I’m not really one to believe in conspiracies. They’re really nothing but speculation and simply a waste of time.
But what happened Sunday evening at Cowboys Stadium is really quite interesting.
If you haven’t heard by now, on a critical third down for the Detroit Lions, who were up by three with roughly eight minutes to go in the game, Cowboys linebacker Anthony Hitchens appeared to interfere with Lions tight end Brandon Pettigrew. The back judge threw his flag on the play, and it was announced as pass interference.
But then the official closest to the play came in and the call was reversed with no explanation given on the field. Included in it was Cowboys receiver Dez Bryant coming onto the field without a helmet to argue the call. Then later in the ensuing Dallas drive, the officials missed a holding call on a fourth-and-six, which the Cowboys picked up en route to scoring the game-winning touchdown.

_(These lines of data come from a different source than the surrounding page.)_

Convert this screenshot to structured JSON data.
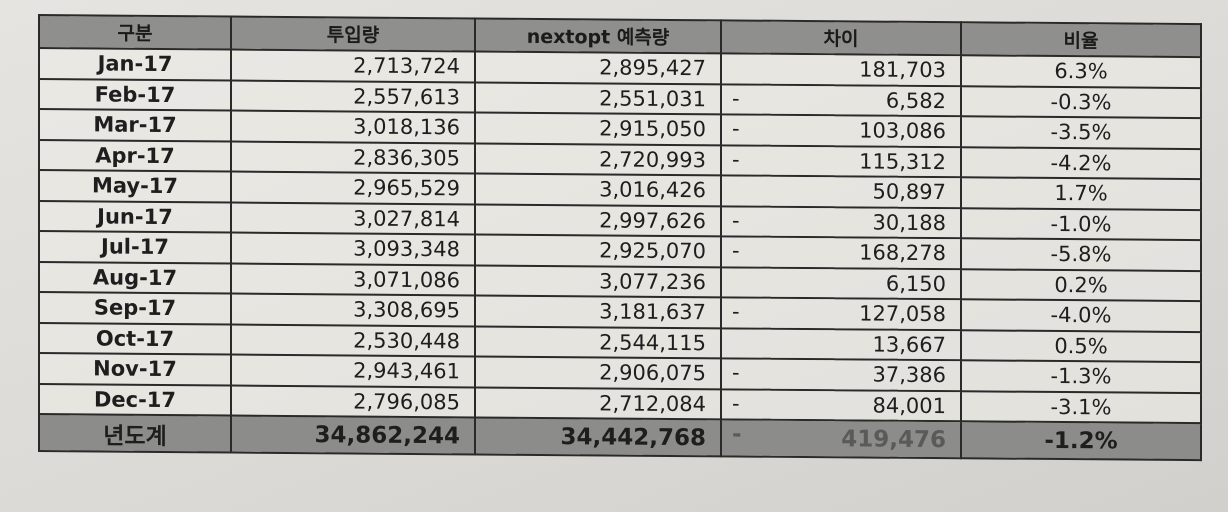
{
  "headers": [
    "구분",
    "투입량",
    "nextopt 예측량",
    "차이",
    "비율"
  ],
  "rows": [
    {
      "month": "Jan-17",
      "input": "2,713,724",
      "forecast": "2,895,427",
      "sign": "",
      "diff": "181,703",
      "ratio": "6.3%"
    },
    {
      "month": "Feb-17",
      "input": "2,557,613",
      "forecast": "2,551,031",
      "sign": "-",
      "diff": "6,582",
      "ratio": "-0.3%"
    },
    {
      "month": "Mar-17",
      "input": "3,018,136",
      "forecast": "2,915,050",
      "sign": "-",
      "diff": "103,086",
      "ratio": "-3.5%"
    },
    {
      "month": "Apr-17",
      "input": "2,836,305",
      "forecast": "2,720,993",
      "sign": "-",
      "diff": "115,312",
      "ratio": "-4.2%"
    },
    {
      "month": "May-17",
      "input": "2,965,529",
      "forecast": "3,016,426",
      "sign": "",
      "diff": "50,897",
      "ratio": "1.7%"
    },
    {
      "month": "Jun-17",
      "input": "3,027,814",
      "forecast": "2,997,626",
      "sign": "-",
      "diff": "30,188",
      "ratio": "-1.0%"
    },
    {
      "month": "Jul-17",
      "input": "3,093,348",
      "forecast": "2,925,070",
      "sign": "-",
      "diff": "168,278",
      "ratio": "-5.8%"
    },
    {
      "month": "Aug-17",
      "input": "3,071,086",
      "forecast": "3,077,236",
      "sign": "",
      "diff": "6,150",
      "ratio": "0.2%"
    },
    {
      "month": "Sep-17",
      "input": "3,308,695",
      "forecast": "3,181,637",
      "sign": "-",
      "diff": "127,058",
      "ratio": "-4.0%"
    },
    {
      "month": "Oct-17",
      "input": "2,530,448",
      "forecast": "2,544,115",
      "sign": "",
      "diff": "13,667",
      "ratio": "0.5%"
    },
    {
      "month": "Nov-17",
      "input": "2,943,461",
      "forecast": "2,906,075",
      "sign": "-",
      "diff": "37,386",
      "ratio": "-1.3%"
    },
    {
      "month": "Dec-17",
      "input": "2,796,085",
      "forecast": "2,712,084",
      "sign": "-",
      "diff": "84,001",
      "ratio": "-3.1%"
    }
  ],
  "total": {
    "label": "년도계",
    "input": "34,862,244",
    "forecast": "34,442,768",
    "sign": "-",
    "diff": "419,476",
    "ratio": "-1.2%"
  },
  "colors": {
    "header_bg": "#8f8f8d",
    "total_bg": "#8c8c8a",
    "border": "#2a2a2a"
  }
}
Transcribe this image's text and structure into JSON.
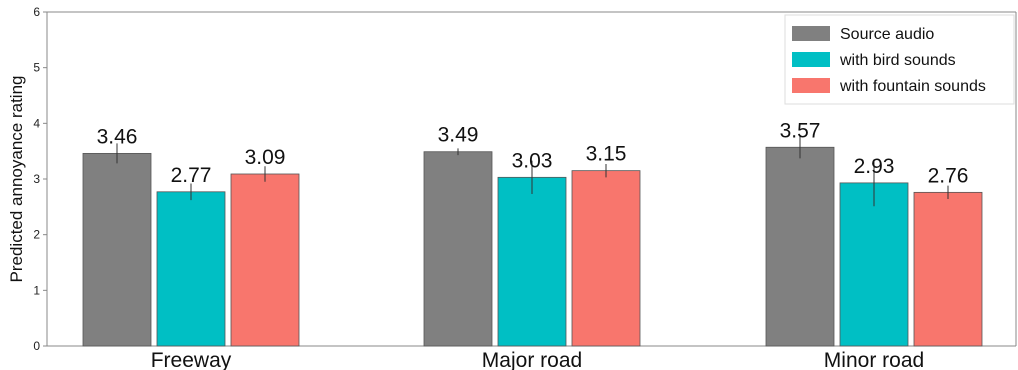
{
  "chart_data": {
    "type": "bar",
    "title": "",
    "xlabel": "",
    "ylabel": "Predicted annoyance rating",
    "ylim": [
      0,
      6
    ],
    "yticks": [
      0,
      1,
      2,
      3,
      4,
      5,
      6
    ],
    "categories": [
      "Freeway",
      "Major road",
      "Minor road"
    ],
    "series": [
      {
        "name": "Source audio",
        "values": [
          3.46,
          3.49,
          3.57
        ],
        "errors": [
          0.18,
          0.06,
          0.2
        ],
        "color": "#808080"
      },
      {
        "name": "with bird sounds",
        "values": [
          2.77,
          3.03,
          2.93
        ],
        "errors": [
          0.15,
          0.3,
          0.42
        ],
        "color": "#00BFC4"
      },
      {
        "name": "with fountain sounds",
        "values": [
          3.09,
          3.15,
          2.76
        ],
        "errors": [
          0.14,
          0.12,
          0.12
        ],
        "color": "#F8766D"
      }
    ],
    "value_labels": [
      [
        "3.46",
        "3.49",
        "3.57"
      ],
      [
        "2.77",
        "3.03",
        "2.93"
      ],
      [
        "3.09",
        "3.15",
        "2.76"
      ]
    ],
    "legend_position": "top-right",
    "grid": false
  }
}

There’s certainly not enough evidence to say that this is definitively a conspiracy, but the series of events, plus the fact that NFL VP of Officiating Dean Blandino was seen on the Cowboys’ party bus during the preseason certainly raises some eyebrows.
First off, the original call-then-non-call that set all of this off is only bad because of the way it was handled. Had the flag been thrown, or not even thrown at all, discussed and then announced either as pass interference or no foul at all, there’s likely some backlash from Detroit fans. But because it was announced and then reversed with no explanation at the time, it allowed people to draw conclusions, most of them, right or wrong, that something was up.

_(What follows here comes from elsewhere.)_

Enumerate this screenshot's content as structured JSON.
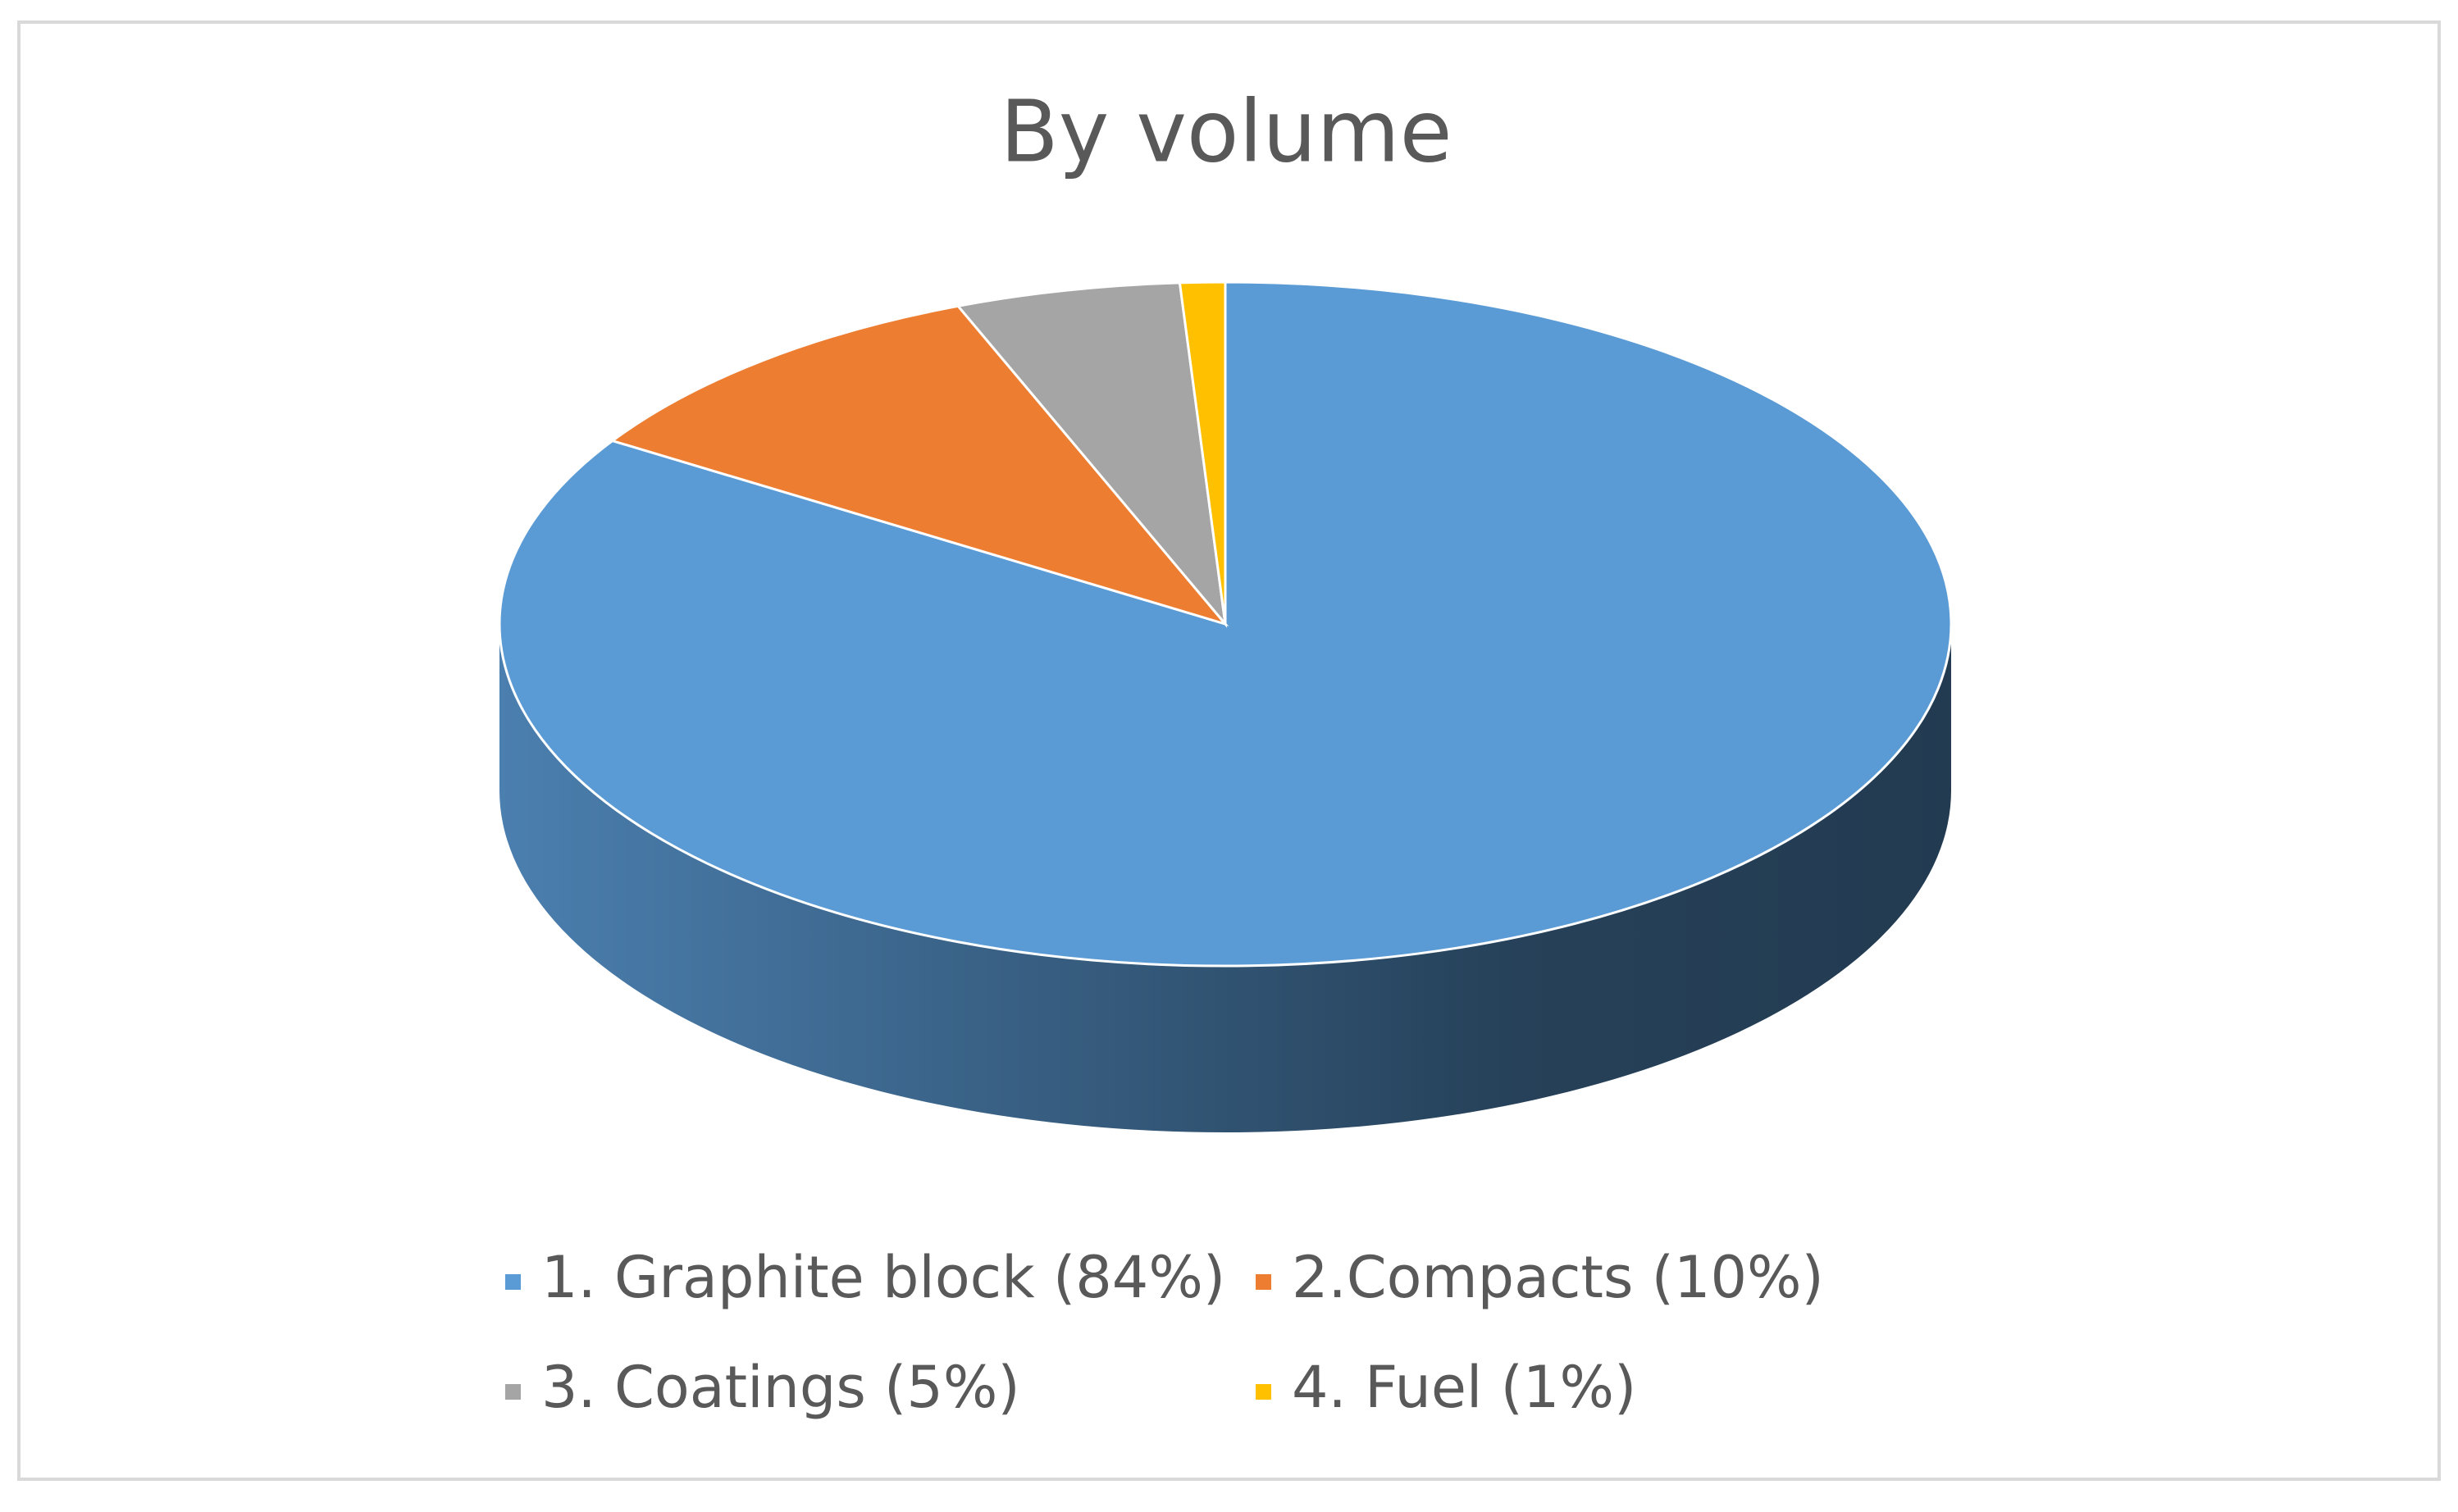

Then everything that followed only added to that. Bryant coming onto the field without a helmet, then the missed holding call added to the fire of Lions fans and raised eyebrows of the neutral observer. Right or wrong, there were questions raised about how the game was being officiated and whether or not the fix was in fact in.
But the kicker for all of this is the incident with Blandino back in August. It unlikely that Blandino would mess up his reputation by being “bought out” by the Cowboys by being on that party bus, but it raised eyebrows then and it’s really raising eyebrows now. And I’m willing to bet that there are some other NFL executives that aren’t to thrilled about this.
I’m also willing to bet that this isn’t a conspiracy by any stretch of the imagination. Yes, this is the Cowboys, “America’s Team,” and television ratings for this weekend’s Divisional Round game in Green Bay will be through the roof, but there’s no way the nation’s biggest sports league would ruin it’s reputation, which has already taken a tremendous hit this season, by fixing a game.
But there’s no doubt that, at the very least, the sequence of events that helped the Cowboys to the win, but not necessarily gave them the game, is suspicious, and at best it raises some eyebrows.